Lazio

una trivella fora il soffitto del tunnel e colpisce un treno in transito

Un boato improvviso nel buio della galleria, i detriti che piovono dall’alto e la sagoma metallica di una trivella che squarcia il soffitto di cemento, piombando a pochi centimetri dai vagoni.

Poteva trasformarsi in un disastro ferroviario dalle conseguenze drammatiche l’incidente che nella mattinata di lunedì 13 luglio ha paralizzato la linea Roma San Pietro-Vigna Clara.

Durante alcuni lavori edilizi in superficie, un braccio meccanico perforante ha letteralmente bucato la volta del tunnel proprio mentre un treno passeggeri stava completando il suo percorso all’interno della struttura.

L’allarme rosso è scattato intorno alle 10.40, a ridosso della stazione di Vigna Clara, l’anello ferroviario del quadrante nord della Capitale.

Secondo quanto ricostruito dai primi accertamenti, un operaio edile di una ditta privata – esterna al gruppo Ferrovie dello Stato – stava conducendo delle operazioni di carotaggio e perforazione del terreno per conto di un cantiere sovrastante.

Per un errore di calcolo o per la mancata mappatura dei sottoservizi, la punta d’acciaio del macchinario ha continuato la sua corsa idraulica fino a perforare lo spessore della galleria sottostante.

Il treno in transito e il macchinista sotto shock

Il destino ha voluto che in quel preciso istante lungo i binari lamiere stesse transitando un convoglio.
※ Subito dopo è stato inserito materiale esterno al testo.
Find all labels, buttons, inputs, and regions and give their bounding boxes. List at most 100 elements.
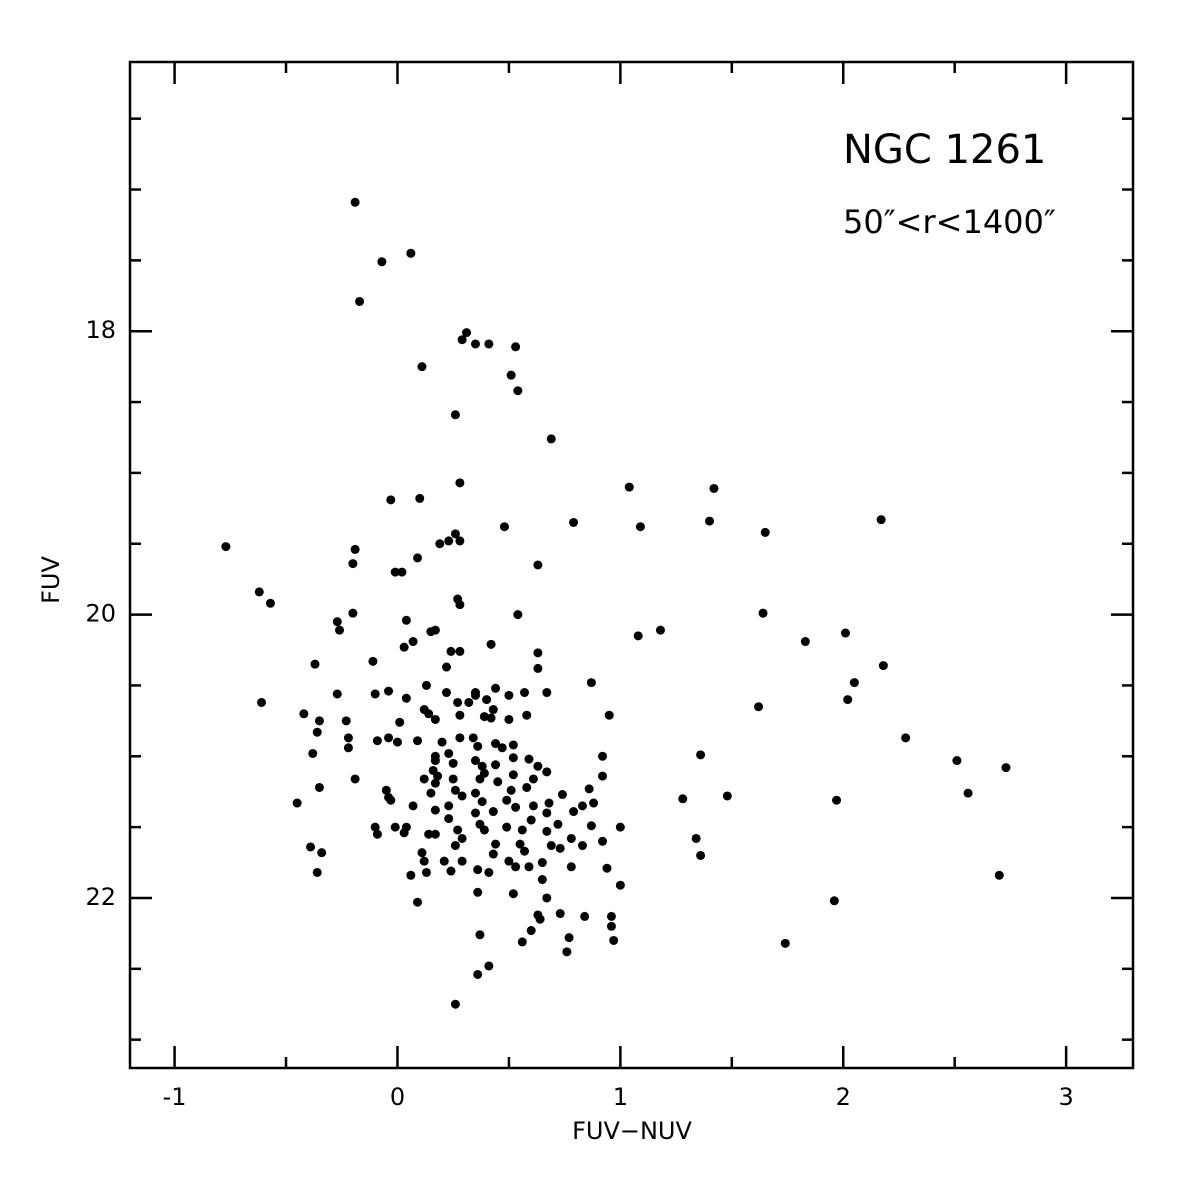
point xyxy=(524,862,534,872)
point xyxy=(442,662,452,672)
point xyxy=(511,342,521,352)
point xyxy=(488,807,498,817)
point xyxy=(343,733,353,743)
point xyxy=(470,339,480,349)
point xyxy=(484,339,494,349)
point xyxy=(486,639,496,649)
point xyxy=(348,608,358,618)
point xyxy=(343,743,353,753)
point xyxy=(537,875,547,885)
point xyxy=(533,648,543,658)
x-axis-label: FUV−NUV xyxy=(572,1117,692,1145)
point xyxy=(780,938,790,948)
point xyxy=(455,600,465,610)
annotation: 50″<r<1400″ xyxy=(843,203,1056,241)
x-tick-label: 2 xyxy=(836,1083,851,1111)
point xyxy=(615,822,625,832)
point xyxy=(381,785,391,795)
point xyxy=(709,483,719,493)
point xyxy=(598,751,608,761)
point xyxy=(299,709,309,719)
point xyxy=(760,527,770,537)
point xyxy=(433,771,443,781)
point xyxy=(254,587,264,597)
point xyxy=(513,610,523,620)
point xyxy=(444,536,454,546)
point xyxy=(606,911,616,921)
point xyxy=(406,870,416,880)
point xyxy=(569,807,579,817)
point xyxy=(758,608,768,618)
point xyxy=(446,866,456,876)
point xyxy=(508,740,518,750)
point xyxy=(528,801,538,811)
point xyxy=(437,737,447,747)
point xyxy=(442,688,452,698)
point xyxy=(506,370,516,380)
point xyxy=(506,785,516,795)
point xyxy=(473,741,483,751)
point xyxy=(555,909,565,919)
point xyxy=(598,771,608,781)
point xyxy=(308,748,318,758)
point xyxy=(655,625,665,635)
point xyxy=(370,822,380,832)
point xyxy=(413,553,423,563)
annotation: NGC 1261 xyxy=(843,127,1046,173)
point xyxy=(314,782,324,792)
point xyxy=(430,756,440,766)
point xyxy=(390,822,400,832)
point xyxy=(598,836,608,846)
point xyxy=(526,926,536,936)
point xyxy=(424,709,434,719)
point xyxy=(535,914,545,924)
point xyxy=(497,743,507,753)
point xyxy=(569,517,579,527)
point xyxy=(477,761,487,771)
y-tick-label: 20 xyxy=(85,600,116,628)
point xyxy=(678,794,688,804)
point xyxy=(952,756,962,766)
point xyxy=(406,248,416,258)
point xyxy=(705,516,715,526)
point xyxy=(696,850,706,860)
point xyxy=(722,791,732,801)
point xyxy=(457,791,467,801)
point xyxy=(564,933,574,943)
point xyxy=(479,825,489,835)
point xyxy=(520,688,530,698)
point xyxy=(462,328,472,338)
point xyxy=(370,689,380,699)
point xyxy=(332,689,342,699)
point xyxy=(430,778,440,788)
x-tick-label: 1 xyxy=(613,1083,628,1111)
point xyxy=(395,717,405,727)
point xyxy=(314,716,324,726)
point xyxy=(473,865,483,875)
point xyxy=(584,784,594,794)
point xyxy=(390,567,400,577)
point xyxy=(419,856,429,866)
point xyxy=(439,856,449,866)
point xyxy=(491,760,501,770)
point xyxy=(450,410,460,420)
point xyxy=(544,798,554,808)
point xyxy=(528,774,538,784)
point xyxy=(493,777,503,787)
point xyxy=(502,822,512,832)
x-tick-label: 0 xyxy=(390,1083,405,1111)
point xyxy=(384,686,394,696)
point xyxy=(606,921,616,931)
point xyxy=(292,798,302,808)
point xyxy=(754,702,764,712)
point xyxy=(348,559,358,569)
point xyxy=(615,880,625,890)
point xyxy=(448,774,458,784)
point xyxy=(312,727,322,737)
point xyxy=(470,788,480,798)
point xyxy=(508,770,518,780)
point xyxy=(413,736,423,746)
point xyxy=(491,739,501,749)
point xyxy=(453,825,463,835)
point xyxy=(484,961,494,971)
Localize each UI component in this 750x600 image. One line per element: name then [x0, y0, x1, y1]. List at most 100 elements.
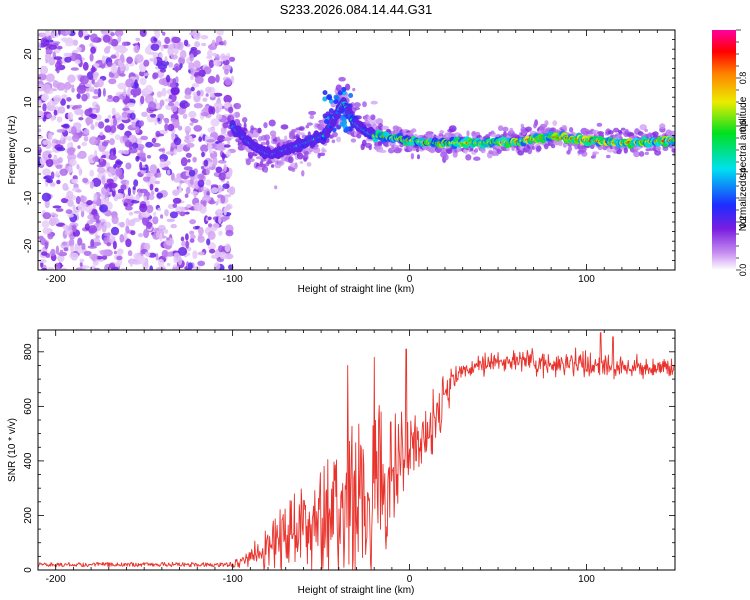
halo-blob [557, 140, 563, 147]
noise-blob [46, 267, 55, 270]
noise-blob [119, 221, 125, 228]
noise-blob [185, 152, 192, 158]
noise-blob [189, 53, 194, 62]
noise-blob [76, 152, 86, 159]
halo-blob [451, 127, 455, 132]
noise-blob [212, 223, 220, 229]
noise-blob [56, 116, 63, 123]
noise-blob [77, 104, 83, 109]
noise-blob [217, 208, 222, 214]
noise-blob [66, 153, 77, 161]
noise-blob [116, 248, 124, 255]
noise-blob [208, 59, 215, 69]
noise-blob [179, 180, 185, 184]
halo-blob [502, 126, 509, 132]
noise-blob [215, 201, 219, 206]
y-tick-label: 0 [23, 567, 34, 573]
noise-blob [64, 56, 72, 63]
spur-blob [333, 99, 339, 105]
noise-blob [184, 193, 189, 198]
spur-blob [336, 124, 342, 130]
noise-blob [132, 186, 136, 190]
noise-blob [91, 177, 102, 187]
noise-blob [152, 216, 159, 225]
noise-blob [73, 209, 80, 214]
noise-blob [116, 124, 122, 130]
noise-blob [135, 137, 142, 145]
noise-blob [105, 197, 109, 207]
noise-blob [220, 126, 227, 134]
noise-blob [77, 202, 87, 212]
halo-blob [335, 84, 342, 92]
noise-blob [208, 105, 213, 115]
noise-blob [198, 136, 203, 142]
noise-blob [153, 211, 157, 216]
noise-blob [84, 223, 90, 231]
noise-blob [161, 249, 169, 258]
noise-blob [184, 211, 190, 215]
noise-blob [47, 228, 53, 232]
noise-blob [206, 139, 216, 143]
noise-blob [69, 245, 75, 253]
noise-blob [75, 189, 82, 193]
y-tick-label: -10 [23, 190, 34, 205]
noise-blob [92, 241, 102, 246]
noise-blob [197, 235, 205, 243]
x-tick-label: -200 [46, 274, 66, 285]
noise-blob [223, 101, 231, 109]
noise-blob [139, 120, 144, 127]
noise-blob [133, 86, 142, 96]
noise-blob [62, 123, 70, 129]
noise-blob [219, 251, 227, 260]
noise-blob [143, 228, 150, 239]
noise-blob [164, 209, 169, 217]
noise-blob [92, 109, 97, 113]
noise-blob [180, 157, 188, 167]
noise-blob [118, 47, 129, 52]
halo-blob [263, 168, 268, 173]
noise-blob [184, 102, 190, 108]
noise-blob [45, 30, 50, 37]
noise-blob [76, 93, 81, 99]
noise-blob [197, 173, 205, 181]
noise-blob [98, 121, 105, 129]
noise-blob [186, 142, 195, 148]
noise-blob [92, 95, 99, 100]
noise-blob [189, 135, 193, 142]
noise-blob [213, 92, 223, 97]
noise-blob [197, 251, 205, 256]
noise-blob [179, 49, 187, 59]
halo-blob [454, 149, 458, 153]
halo-blob [228, 106, 234, 114]
noise-blob [154, 116, 158, 126]
noise-blob [209, 248, 216, 254]
noise-blob [173, 148, 178, 156]
noise-blob [153, 37, 158, 42]
noise-blob [108, 263, 116, 269]
y-tick-label: 20 [23, 48, 34, 60]
noise-blob [55, 171, 60, 178]
noise-blob [173, 264, 177, 268]
noise-blob [132, 260, 141, 265]
noise-blob [229, 186, 236, 196]
halo-blob [607, 130, 614, 135]
noise-blob [152, 142, 161, 148]
noise-blob [99, 131, 104, 136]
noise-blob [223, 40, 227, 46]
noise-blob [60, 267, 68, 270]
noise-blob [48, 56, 56, 66]
noise-blob [210, 118, 220, 127]
noise-blob [99, 161, 107, 167]
noise-blob [211, 254, 219, 259]
halo-blob [536, 145, 542, 152]
noise-blob [60, 197, 69, 204]
noise-blob [191, 49, 201, 55]
y-tick-label: 800 [23, 343, 34, 360]
noise-blob [86, 220, 94, 225]
noise-blob [71, 87, 75, 93]
noise-blob [56, 82, 66, 91]
noise-blob [41, 220, 50, 229]
noise-blob [78, 30, 84, 38]
noise-blob [170, 105, 178, 113]
noise-blob [191, 83, 200, 88]
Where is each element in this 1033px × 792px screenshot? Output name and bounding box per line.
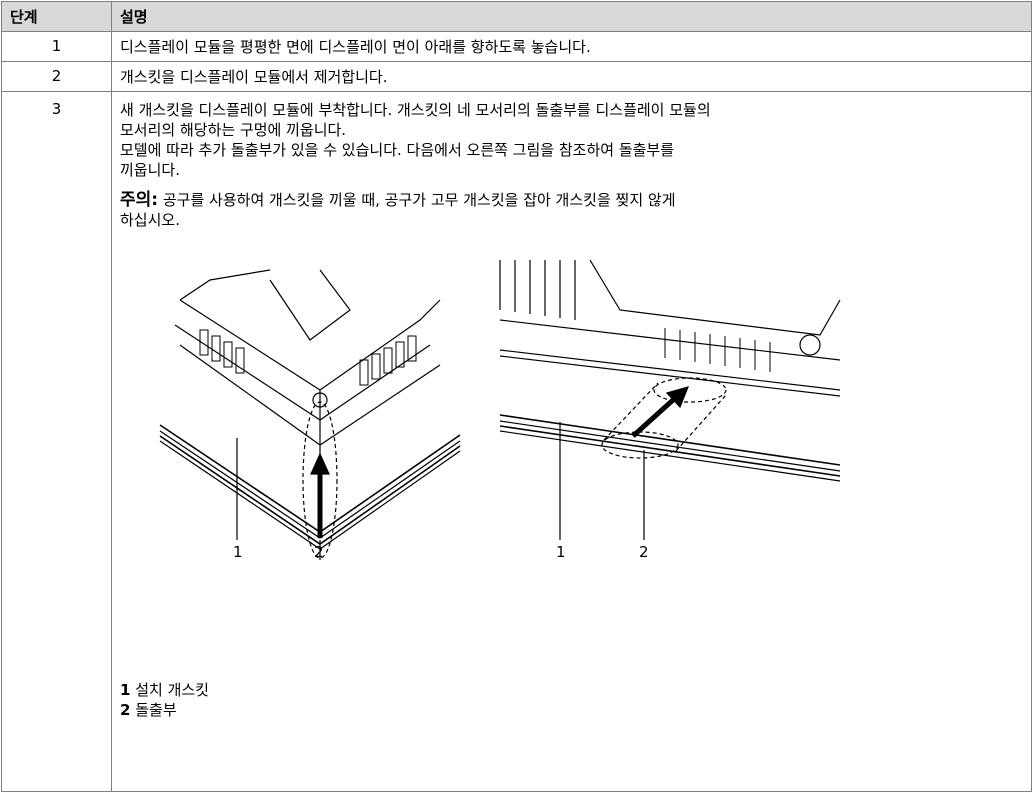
header-row: 단계 설명: [1, 1, 1032, 32]
text-line: 개스킷을 디스플레이 모듈에서 제거합니다.: [120, 68, 388, 86]
note-text: 공구를 사용하여 개스킷을 끼울 때, 공구가 고무 개스킷을 잡아 개스킷을 …: [162, 191, 676, 209]
legend-item: 2 돌출부: [120, 700, 1023, 720]
step-number: 3: [1, 91, 112, 792]
callout: 1: [233, 543, 243, 561]
step-text: 새 개스킷을 디스플레이 모듈에 부착합니다. 개스킷의 네 모서리의 돌출부를…: [111, 91, 1032, 792]
header-cell: 단계: [1, 1, 112, 32]
legend-text: 돌출부: [135, 701, 177, 719]
step-row: 3 새 개스킷을 디스플레이 모듈에 부착합니다. 개스킷의 네 모서리의 돌출…: [1, 91, 1032, 792]
callout: 2: [639, 543, 649, 561]
header-cell: 설명: [111, 1, 1032, 32]
text-line: 디스플레이 모듈을 평평한 면에 디스플레이 면이 아래를 향하도록 놓습니다.: [120, 38, 591, 56]
note: 주의: 공구를 사용하여 개스킷을 끼울 때, 공구가 고무 개스킷을 잡아 개…: [120, 190, 1023, 230]
legend-item: 1 설치 개스킷: [120, 680, 1023, 700]
step-number: 1: [1, 31, 112, 62]
note-label: 주의:: [120, 190, 159, 210]
step-text: 개스킷을 디스플레이 모듈에서 제거합니다.: [111, 61, 1032, 92]
text-line: 주의: 공구를 사용하여 개스킷을 끼울 때, 공구가 고무 개스킷을 잡아 개…: [120, 190, 1023, 210]
callout: 2: [314, 543, 324, 561]
legend-text: 설치 개스킷: [135, 681, 209, 699]
text-line: 새 개스킷을 디스플레이 모듈에 부착합니다. 개스킷의 네 모서리의 돌출부를…: [120, 101, 711, 119]
text-line: 모서리의 해당하는 구멍에 끼웁니다.: [120, 121, 347, 139]
figure-right: [499, 259, 841, 540]
figures: 1 2: [159, 259, 841, 561]
note-text: 하십시오.: [120, 211, 180, 229]
paragraph: 새 개스킷을 디스플레이 모듈에 부착합니다. 개스킷의 네 모서리의 돌출부를…: [120, 100, 1023, 180]
figure-left: [159, 269, 461, 560]
step-number: 2: [1, 61, 112, 92]
step-row: 1 디스플레이 모듈을 평평한 면에 디스플레이 면이 아래를 향하도록 놓습니…: [1, 31, 1032, 62]
legend-number: 2: [120, 701, 131, 719]
text-line: 모델에 따라 추가 돌출부가 있을 수 있습니다. 다음에서 오른쪽 그림을 참…: [120, 141, 675, 159]
text-line: 끼웁니다.: [120, 161, 180, 179]
step-row: 2 개스킷을 디스플레이 모듈에서 제거합니다.: [1, 61, 1032, 92]
step-text: 디스플레이 모듈을 평평한 면에 디스플레이 면이 아래를 향하도록 놓습니다.: [111, 31, 1032, 62]
legend-number: 1: [120, 681, 131, 699]
callout: 1: [556, 543, 566, 561]
legend: 1 설치 개스킷 2 돌출부: [120, 680, 1023, 720]
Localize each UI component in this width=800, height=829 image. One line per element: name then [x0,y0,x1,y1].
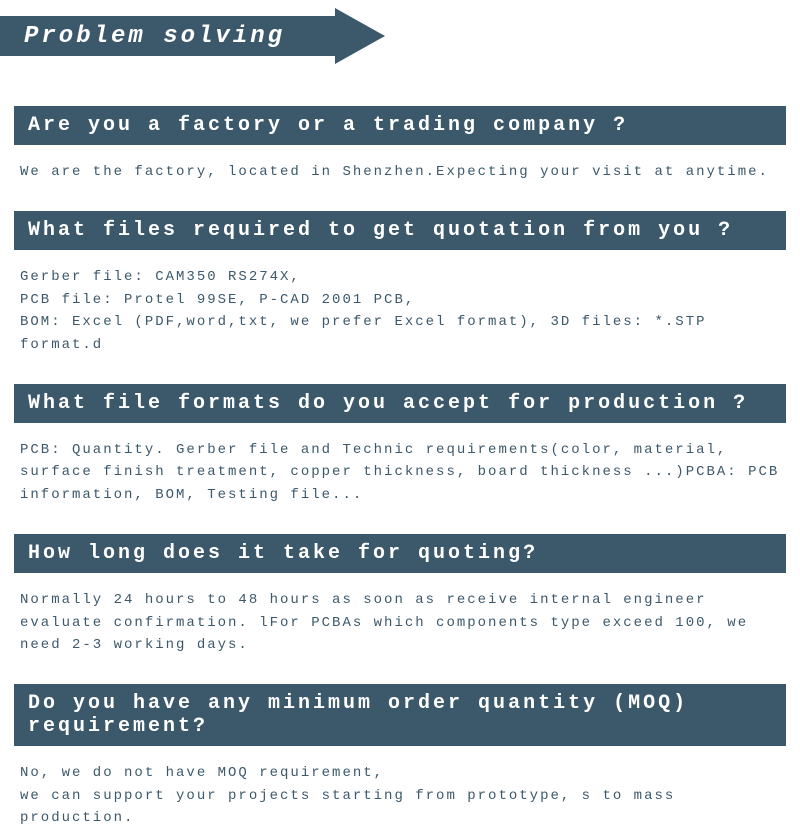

L’impatto visivo e acustico tra la trivella e la volta danneggiata ha scatenato il panico a bordo.

Per una frazione di secondi e una serie di circostanze fortuite, la punta perforante non ha centrato in pieno le carrozze, evitando una strage.

Sul posto sono accorse a sirene spiegate le squadre dei Vigili del Fuoco, gli agenti della Polizia Ferroviaria e i sanitari del 118. Fortunatamente, nessuno dei passeggeri né i membri del personale di bordo ha riportato ferite fisiche.

L’unico a ricorrere alle cure dei medici, seppur senza necessità di ricovero in ospedale, è stato il macchinista del treno, rimasto visibilmente provato e sotto shock per essersi visto crollare il soffitto della galleria davanti al parabrezza della cabina di guida.

Rfi nessuna responsabilità

I tecnici di Rete Ferroviaria Italiana (Rfi) si sono messi immediatamente al lavoro insieme ai pompieri per puntellare la lesione ed eseguire i rilievi di stabilità sulla tenuta strutturale del tunnel.

Per motivi di sicurezza, la circolazione ferroviaria è stata istantaneamente interrotta a tempo indeterminato tra le stazioni di Roma Ostiense e Vigna Clara.

Rfi ha voluto chiarire subito la propria estraneità all’incidente con una nota ufficiale d’intesa con le autorità: il danno all’infrastruttura strategica è stato causato da un’attività totalmente estranea alla società ferroviaria, riconducibile esclusivamente alle lavorazioni eseguite dai privati in superficie.

Il blocco ha inevitabilmente mandato in tilt la mobilità del quadrante, costringendo l’azienda a cancellazioni a catena e pesanti modifiche alla programmazione dei treni regionali. Per arginare i disagi dei pendolari rimasti a terra è stato istituito un servizio di navette e bus sostitutivi.

Le indagini della Polfer proseguiranno nelle prossime ore per accertare le responsabilità legali del cantiere e capire come sia stato possibile autorizzare una perforazione profonda sopra una linea ferroviaria attiva.